Although Lozada did establish the existence of a hostile work environment based on incidents of sexual harassment, the court noted that those incidents occurred outside the limitations period and Lozada failed to prove that a specified related incident took place within the limitations period required to invoke the Continuing Violation Doctrine.

The court explained that a hostile work environment claim is subject to a one-year statute of limitations and a hostile work environment claim, by its very nature, is predicated on a series of separate acts that collectively constitute an unlawful discriminatory practice.

Case law considering the Doctrine of a Continuing Violation indicates that the Doctrine is triggered even though one or more of those unlawful acts might have occurred outside of the limitations period so long as at least one of unlawful acts occurred within the limitations period.
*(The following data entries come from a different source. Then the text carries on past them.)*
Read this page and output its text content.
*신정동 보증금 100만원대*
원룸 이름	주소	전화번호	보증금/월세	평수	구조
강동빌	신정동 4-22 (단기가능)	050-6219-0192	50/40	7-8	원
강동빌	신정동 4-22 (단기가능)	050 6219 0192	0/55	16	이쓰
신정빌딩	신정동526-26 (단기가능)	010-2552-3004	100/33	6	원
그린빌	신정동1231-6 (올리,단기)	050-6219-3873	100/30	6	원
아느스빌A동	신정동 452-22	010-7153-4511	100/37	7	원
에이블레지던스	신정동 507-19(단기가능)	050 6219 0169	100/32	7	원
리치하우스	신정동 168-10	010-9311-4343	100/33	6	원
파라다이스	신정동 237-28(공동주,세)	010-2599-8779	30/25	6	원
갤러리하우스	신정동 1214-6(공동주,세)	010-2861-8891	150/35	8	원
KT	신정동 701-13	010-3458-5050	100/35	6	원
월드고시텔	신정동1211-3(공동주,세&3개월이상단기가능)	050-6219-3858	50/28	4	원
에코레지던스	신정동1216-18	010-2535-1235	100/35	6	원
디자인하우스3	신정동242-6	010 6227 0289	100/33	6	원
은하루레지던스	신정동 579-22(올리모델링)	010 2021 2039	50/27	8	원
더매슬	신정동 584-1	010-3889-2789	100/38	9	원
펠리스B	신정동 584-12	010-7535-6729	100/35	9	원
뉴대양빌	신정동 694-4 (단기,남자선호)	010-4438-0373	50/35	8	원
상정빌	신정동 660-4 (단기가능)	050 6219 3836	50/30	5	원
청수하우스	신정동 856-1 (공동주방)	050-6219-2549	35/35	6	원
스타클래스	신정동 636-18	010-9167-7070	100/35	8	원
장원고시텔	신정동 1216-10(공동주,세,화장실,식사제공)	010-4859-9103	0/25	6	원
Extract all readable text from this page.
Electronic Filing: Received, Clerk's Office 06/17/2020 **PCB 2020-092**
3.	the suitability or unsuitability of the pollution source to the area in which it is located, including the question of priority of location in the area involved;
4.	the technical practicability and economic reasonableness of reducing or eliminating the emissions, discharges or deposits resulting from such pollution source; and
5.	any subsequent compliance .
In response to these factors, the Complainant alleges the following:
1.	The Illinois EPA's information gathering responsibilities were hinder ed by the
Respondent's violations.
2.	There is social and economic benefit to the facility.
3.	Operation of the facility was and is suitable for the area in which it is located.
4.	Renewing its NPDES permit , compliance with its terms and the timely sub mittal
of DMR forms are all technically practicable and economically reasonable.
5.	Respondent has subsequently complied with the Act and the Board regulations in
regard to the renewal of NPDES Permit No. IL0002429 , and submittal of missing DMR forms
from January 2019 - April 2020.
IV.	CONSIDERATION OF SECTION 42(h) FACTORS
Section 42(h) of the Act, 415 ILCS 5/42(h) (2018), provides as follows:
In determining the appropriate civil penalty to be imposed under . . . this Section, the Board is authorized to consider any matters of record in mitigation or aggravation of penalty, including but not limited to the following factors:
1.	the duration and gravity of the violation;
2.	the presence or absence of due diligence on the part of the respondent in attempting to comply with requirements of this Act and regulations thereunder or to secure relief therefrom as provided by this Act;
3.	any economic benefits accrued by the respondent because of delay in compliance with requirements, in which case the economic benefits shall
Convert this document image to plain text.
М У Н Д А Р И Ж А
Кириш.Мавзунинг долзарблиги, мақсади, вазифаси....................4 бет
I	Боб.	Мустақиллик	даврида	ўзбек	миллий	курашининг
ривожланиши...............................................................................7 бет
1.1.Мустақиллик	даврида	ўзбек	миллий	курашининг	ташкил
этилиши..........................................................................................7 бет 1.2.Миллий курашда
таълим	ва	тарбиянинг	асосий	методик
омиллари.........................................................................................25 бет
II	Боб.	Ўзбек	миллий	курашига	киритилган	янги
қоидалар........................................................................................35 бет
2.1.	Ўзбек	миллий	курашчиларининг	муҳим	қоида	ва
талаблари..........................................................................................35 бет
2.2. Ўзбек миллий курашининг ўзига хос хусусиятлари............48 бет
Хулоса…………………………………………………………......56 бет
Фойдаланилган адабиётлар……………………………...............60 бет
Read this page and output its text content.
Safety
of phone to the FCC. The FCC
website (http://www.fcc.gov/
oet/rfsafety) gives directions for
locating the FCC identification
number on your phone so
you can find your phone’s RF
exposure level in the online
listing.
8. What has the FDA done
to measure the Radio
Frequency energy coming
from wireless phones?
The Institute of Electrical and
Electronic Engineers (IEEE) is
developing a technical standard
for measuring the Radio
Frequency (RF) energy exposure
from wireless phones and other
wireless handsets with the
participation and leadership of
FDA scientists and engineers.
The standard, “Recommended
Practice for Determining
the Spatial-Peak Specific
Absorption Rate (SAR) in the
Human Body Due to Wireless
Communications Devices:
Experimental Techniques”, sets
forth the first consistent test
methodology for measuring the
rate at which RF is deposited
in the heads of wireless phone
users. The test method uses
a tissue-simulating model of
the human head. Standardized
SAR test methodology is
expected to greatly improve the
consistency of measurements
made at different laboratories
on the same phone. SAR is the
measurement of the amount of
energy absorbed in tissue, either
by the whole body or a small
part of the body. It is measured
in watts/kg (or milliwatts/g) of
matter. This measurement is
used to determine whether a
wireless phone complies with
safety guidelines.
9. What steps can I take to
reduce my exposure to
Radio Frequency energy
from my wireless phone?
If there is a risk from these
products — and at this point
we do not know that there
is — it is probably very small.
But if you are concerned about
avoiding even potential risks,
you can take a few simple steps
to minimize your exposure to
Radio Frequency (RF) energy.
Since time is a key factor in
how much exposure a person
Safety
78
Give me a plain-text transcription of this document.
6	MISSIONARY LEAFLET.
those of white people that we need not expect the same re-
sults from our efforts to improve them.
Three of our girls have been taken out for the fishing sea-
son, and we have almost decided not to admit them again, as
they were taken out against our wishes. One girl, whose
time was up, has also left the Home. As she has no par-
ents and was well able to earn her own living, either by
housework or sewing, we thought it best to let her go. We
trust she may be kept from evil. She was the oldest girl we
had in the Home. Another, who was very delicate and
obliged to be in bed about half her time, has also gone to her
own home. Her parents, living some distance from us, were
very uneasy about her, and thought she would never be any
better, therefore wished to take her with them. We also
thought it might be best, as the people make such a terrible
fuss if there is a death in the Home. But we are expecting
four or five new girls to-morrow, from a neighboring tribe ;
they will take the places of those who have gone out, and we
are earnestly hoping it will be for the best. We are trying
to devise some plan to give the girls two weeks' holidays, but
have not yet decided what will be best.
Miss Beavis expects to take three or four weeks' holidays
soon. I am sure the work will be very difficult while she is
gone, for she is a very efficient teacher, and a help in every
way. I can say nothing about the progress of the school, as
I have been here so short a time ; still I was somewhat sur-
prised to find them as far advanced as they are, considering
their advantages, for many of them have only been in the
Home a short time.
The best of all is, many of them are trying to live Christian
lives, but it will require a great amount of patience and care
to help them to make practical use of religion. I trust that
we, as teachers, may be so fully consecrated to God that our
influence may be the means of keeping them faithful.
Considering the viability of relying on the Doctrine of Continuing Violation in adjudicating a hostile work environment claim, in Strauss v New York State Dept. of Educ., 26 AD3d 67, the court held that "[i]n the case of a hostile work environment claim, the statute of limitations requires that only one sexually harassing act demonstrating the challenged work environment occur within [the statutory period]" and that "once that is shown, a court . . . may consider the entire time period of the hostile environment in determining liability."

Finding that there was no basis to vacate the Commissioner's determination in this instance, the Appellate Division dismissed Lozada's appeal.